Issue # W/N RA 7942 and the IRR encroach upon the power of the trial courts to determine just compensation in
eminent domain cases – HELD: NO.
• Petitioners argue: Rep. Act No. 7942 and Section 107 of DAO 96-40 encroach on the power of the trial courts
to determine just compensation
• Export Processing Zone Authority v. Dulay: the court declared that the determination of just
compensation in eminent domain cases is a judicial function.

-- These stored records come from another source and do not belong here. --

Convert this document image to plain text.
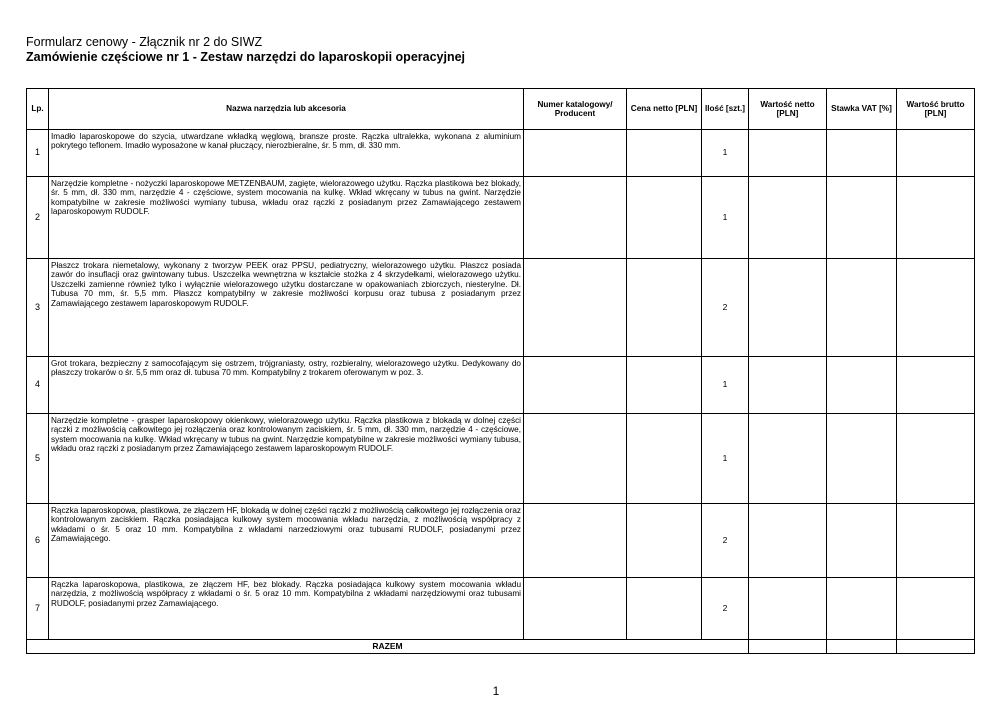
Formularz cenowy - Złącznik nr 2 do SIWZ
Zamówienie częściowe nr 1 - Zestaw narzędzi do laparoskopii operacyjnej
Lp.	Nazwa narzędzia lub akcesoria	Numer katalogowy/ Producent	Cena netto [PLN]	Ilość [szt.]	Wartość netto [PLN]	Stawka VAT [%]	Wartość brutto [PLN]
1	Imadło laparoskopowe do szycia, utwardzane wkładką węglową, bransze proste. Rączka ultralekka, wykonana z aluminium pokrytego teflonem. Imadło wyposażone w kanał płuczący, nierozbieralne, śr. 5 mm, dł. 330 mm.			1			
2	Narzędzie kompletne - nożyczki laparoskopowe METZENBAUM, zagięte, wielorazowego użytku. Rączka plastikowa bez blokady, śr. 5 mm, dł. 330 mm, narzędzie 4 - częściowe, system mocowania na kulkę. Wkład wkręcany w tubus na gwint. Narzędzie kompatybilne w zakresie możliwości wymiany tubusa, wkładu oraz rączki z posiadanym przez Zamawiającego zestawem laparoskopowym RUDOLF.			1			
3	Płaszcz trokara niemetalowy, wykonany z tworzyw PEEK oraz PPSU, pediatryczny, wielorazowego użytku. Płaszcz posiada zawór do insuflacji oraz gwintowany tubus. Uszczelka wewnętrzna w kształcie stożka z 4 skrzydełkami, wielorazowego użytku. Uszczelki zamienne również tylko i wyłącznie wielorazowego użytku dostarczane w opakowaniach zbiorczych, niesterylne. Dł. Tubusa 70 mm, śr. 5,5 mm. Płaszcz kompatybilny w zakresie możliwości korpusu oraz tubusa z posiadanym przez Zamawiającego zestawem laparoskopowym RUDOLF.			2			
4	Grot trokara, bezpieczny z samocofającym się ostrzem, trójgraniasty, ostry, rozbieralny, wielorazowego użytku. Dedykowany do płaszczy trokarów o śr. 5,5 mm oraz dł. tubusa 70 mm. Kompatybilny z trokarem oferowanym w poz. 3.			1			
5	Narzędzie kompletne - grasper laparoskopowy okienkowy, wielorazowego użytku. Rączka plastikowa z blokadą w dolnej części rączki z możliwością całkowitego jej rozłączenia oraz kontrolowanym zaciskiem, śr. 5 mm, dł. 330 mm, narzędzie 4 - częściowe, system mocowania na kulkę. Wkład wkręcany w tubus na gwint. Narzędzie kompatybilne w zakresie możliwości wymiany tubusa, wkładu oraz rączki z posiadanym przez Zamawiającego zestawem laparoskopowym RUDOLF.			1			
6	Rączka laparoskopowa, plastikowa, ze złączem HF, blokadą w dolnej części rączki z możliwością całkowitego jej rozłączenia oraz kontrolowanym zaciskiem. Rączka posiadająca kulkowy system mocowania wkładu narzędzia, z możliwością współpracy z wkładami o śr. 5 oraz 10 mm. Kompatybilna z wkładami narzedziowymi oraz tubusami RUDOLF, posiadanymi przez Zamawiającego.			2			
7	Rączka laparoskopowa, plastikowa, ze złączem HF, bez blokady. Rączka posiadająca kulkowy system mocowania wkładu narzędzia, z możliwością współpracy z wkładami o śr. 5 oraz 10 mm. Kompatybilna z wkładami narzędziowymi oraz tubusami RUDOLF, posiadanymi przez Zamawiającego.			2			
RAZEM							
1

Even as the executive department or the
legislature may make the initial determinations, the same cannot prevail over the court's findings.
• The same is undoubtedly a judicial function, but certain provisions of the issuances state that in case of
disagreement concerning the use of the private property, the matter shall be referred to a panel of arbitrators.
• SC: no indication that these provisions exclude the courts from taking cognizance of expropriation cases under
the mining law.
• Said provisions refer to disagreements in voluntary sale or transaction, not to involuntary sale (hence,
power of eminent domain not yet invoked).
• Preliminary determinations by an administrative agency or panel of arbitrators are not final and
conclusive, and the courts are still vested with the jurisdiction to determine just compensation in
appropriate cases.
WHEREFORE, the instant petition for prohibition and mandamus is hereby DISMISSED. Section 76 of Republic Act No.
7942 and Section 107 of DAO 96-40; Republic Act No. 7942 and its Implementing Rules and Regulations contained in
DAO 96-40 — insofar as they relate to financial and technical assistance agreements referred to in paragraph 4 of
Section 2 of Article XII of the Constitution are NOT UNCONSTITUTIONAL.